July 11, 1993|By Ross Peddicord | Ross Peddicord,Staff Writer

Awad, whose owner had Triple Crown aspirations for him earlier in the year, didn't make it to the classic races.

But the distance-loving grass runner returned to Maryland-bred company yesterday and won the $75,000 Humphrey S. Finney Stakes at Laurel Race Course by an authoritative 2 1/2 lengths over lightly raced Pescagnini.

"It's a little softer company than he's been running against," said trainer David Donk, who trains the 3-year-old colt at Belmont Park for a five-person syndicate headed by the horse's Carroll County breeder, racing philanthropist Jim Ryan.

Ryan was in Kansas yesterday attending a wedding, but the rest of the owners were present, including Palestinian peace activist Mubarak Awad, the horse's namesake.

"We were thinking about the Derby [and later the Belmont Stakes] for Awad, like all owners early in the year, mainly because the horse is bred to get the distance," Donk said. "We ran him in the Jim Beam and he was fourth, which was a nice way to pick up $30,000. But he's really a much better horse on the grass."

Awad and runner-up Pescagnini are sired by Caveat, the Ryan-owned and -bred horse that won the 1983 Belmont Stakes and now stands at stud at the Northview Stallion Station in Chesapeake City.

Donk said Ryan has about a dozen horses in training, either with him in New York or with Billy Boniface in Maryland. "But he likes to move them on," Donk said.
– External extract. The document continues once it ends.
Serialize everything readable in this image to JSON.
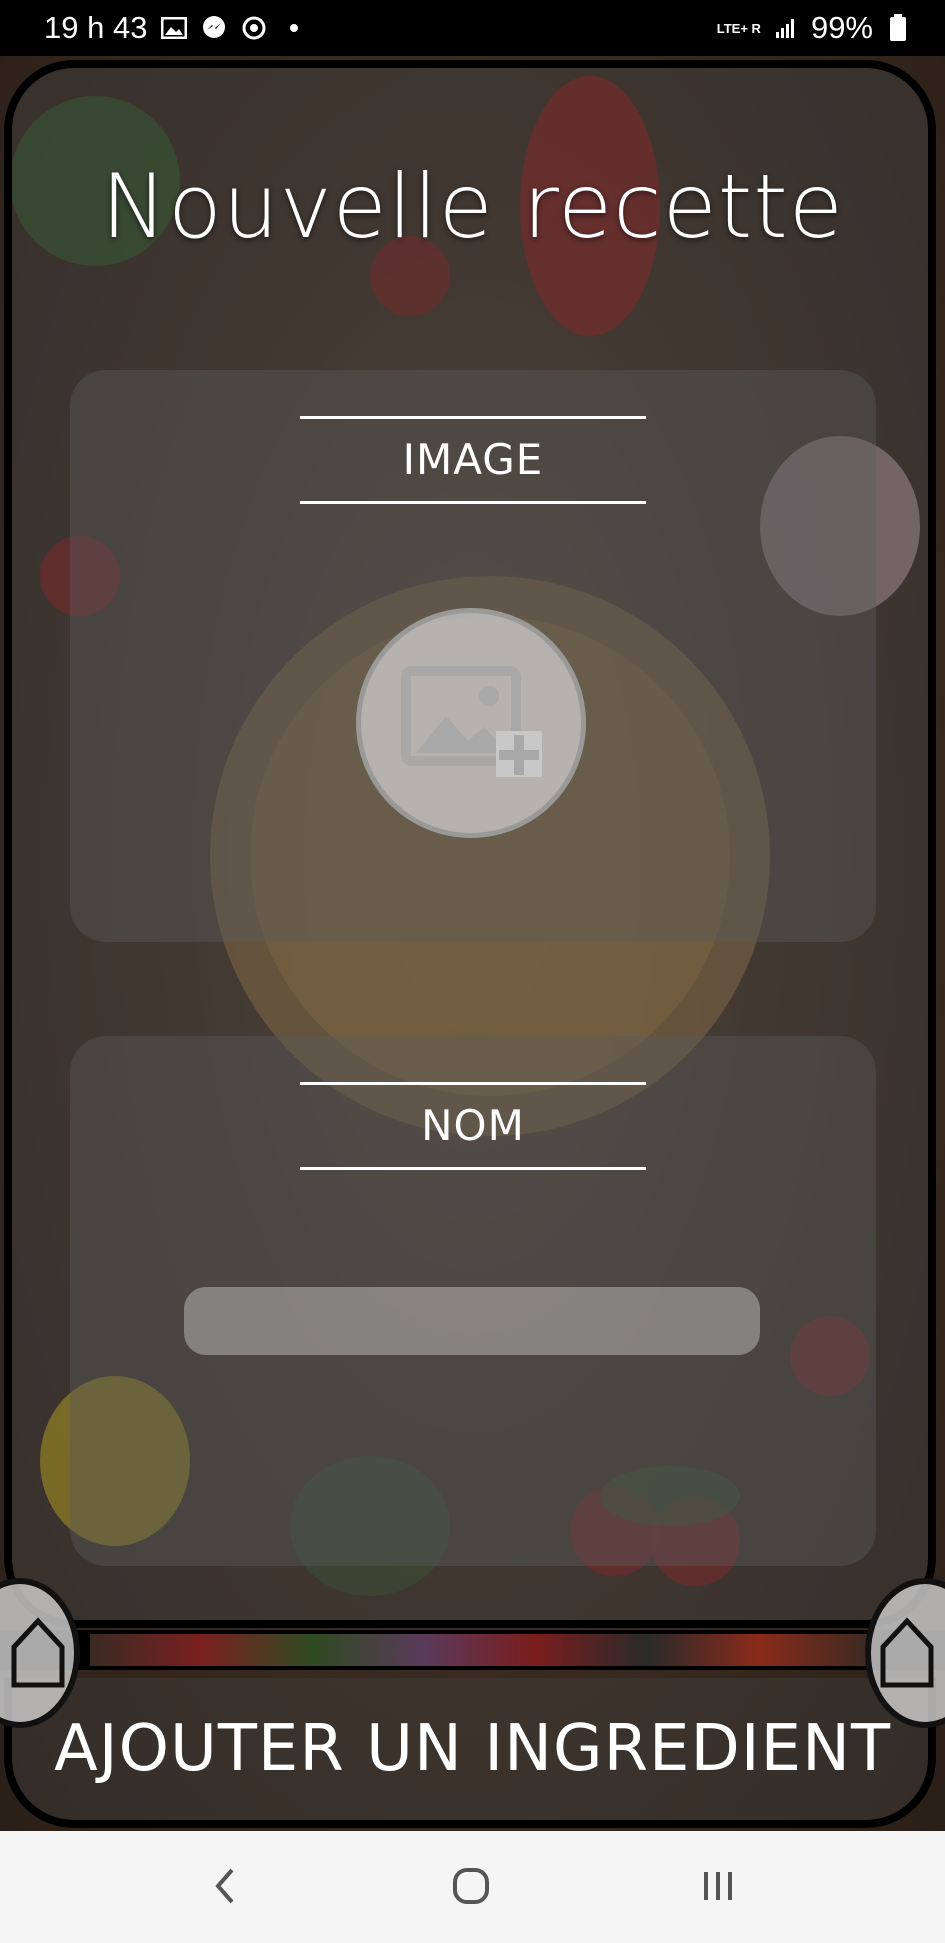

A recent example is the stakes-class filly Icy Warning, which was sold by Ryan a few months ago to Team Valor.

Woods of Windsor, the Finney favorite, finished a disappointing sixth after encountering some trouble early in the race.

Owner Adelaide Riggs hopes to return the colt and about a dozen of her other horses, including Wild Zone, to Laurel on a permanent basis. The horses have been spending the summer at Monmouth Park.

Pick 3 betting glitch

A late scratch (Rahraja) in the fifth race prompted a betting glitch at Laurel. Because of confusion over the scratch, the wrong price for the fifth-race Pick 3 was posted momentarily on the odds board.
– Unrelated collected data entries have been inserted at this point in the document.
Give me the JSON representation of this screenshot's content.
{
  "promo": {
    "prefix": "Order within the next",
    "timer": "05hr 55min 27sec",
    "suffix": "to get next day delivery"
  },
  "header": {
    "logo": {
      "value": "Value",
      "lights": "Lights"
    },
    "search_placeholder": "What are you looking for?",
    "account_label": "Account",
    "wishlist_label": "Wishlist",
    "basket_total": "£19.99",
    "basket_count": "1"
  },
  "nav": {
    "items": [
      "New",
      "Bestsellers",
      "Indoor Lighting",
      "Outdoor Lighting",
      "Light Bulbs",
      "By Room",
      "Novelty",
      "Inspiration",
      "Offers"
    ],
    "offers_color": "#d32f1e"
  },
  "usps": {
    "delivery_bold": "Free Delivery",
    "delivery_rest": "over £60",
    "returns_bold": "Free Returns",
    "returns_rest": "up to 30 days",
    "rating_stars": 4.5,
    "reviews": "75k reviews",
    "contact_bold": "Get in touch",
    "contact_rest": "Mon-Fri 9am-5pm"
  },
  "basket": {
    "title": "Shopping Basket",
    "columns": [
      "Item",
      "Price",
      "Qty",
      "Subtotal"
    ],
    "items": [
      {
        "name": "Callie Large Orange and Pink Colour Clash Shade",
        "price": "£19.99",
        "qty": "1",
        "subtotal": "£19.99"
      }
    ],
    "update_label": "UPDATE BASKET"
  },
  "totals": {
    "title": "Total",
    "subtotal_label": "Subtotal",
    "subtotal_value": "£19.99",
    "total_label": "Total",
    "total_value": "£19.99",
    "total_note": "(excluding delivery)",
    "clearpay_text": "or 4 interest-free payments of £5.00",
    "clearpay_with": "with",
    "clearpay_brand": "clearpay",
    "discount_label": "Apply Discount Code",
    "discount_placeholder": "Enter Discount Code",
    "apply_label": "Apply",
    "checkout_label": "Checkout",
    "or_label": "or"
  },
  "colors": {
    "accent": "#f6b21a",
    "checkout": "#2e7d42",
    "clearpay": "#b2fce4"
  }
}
The correct Double Triple price for the third and fifth races was paid out, according to Jim Mango, senior vice president of mutuels and development.

"We realized it immediately, identified five people who had cashed their tickets right away, and then paid out the right price," Mango said.

He added that it didn't affect any of the tracks' commingling sites.

Meeting with Schaefer

Gov. William Donald Schaefer will hold one of his State of the State breakfasts in the International Room this morning at Laurel. A number of industry officials and horsemen will attend the gathering.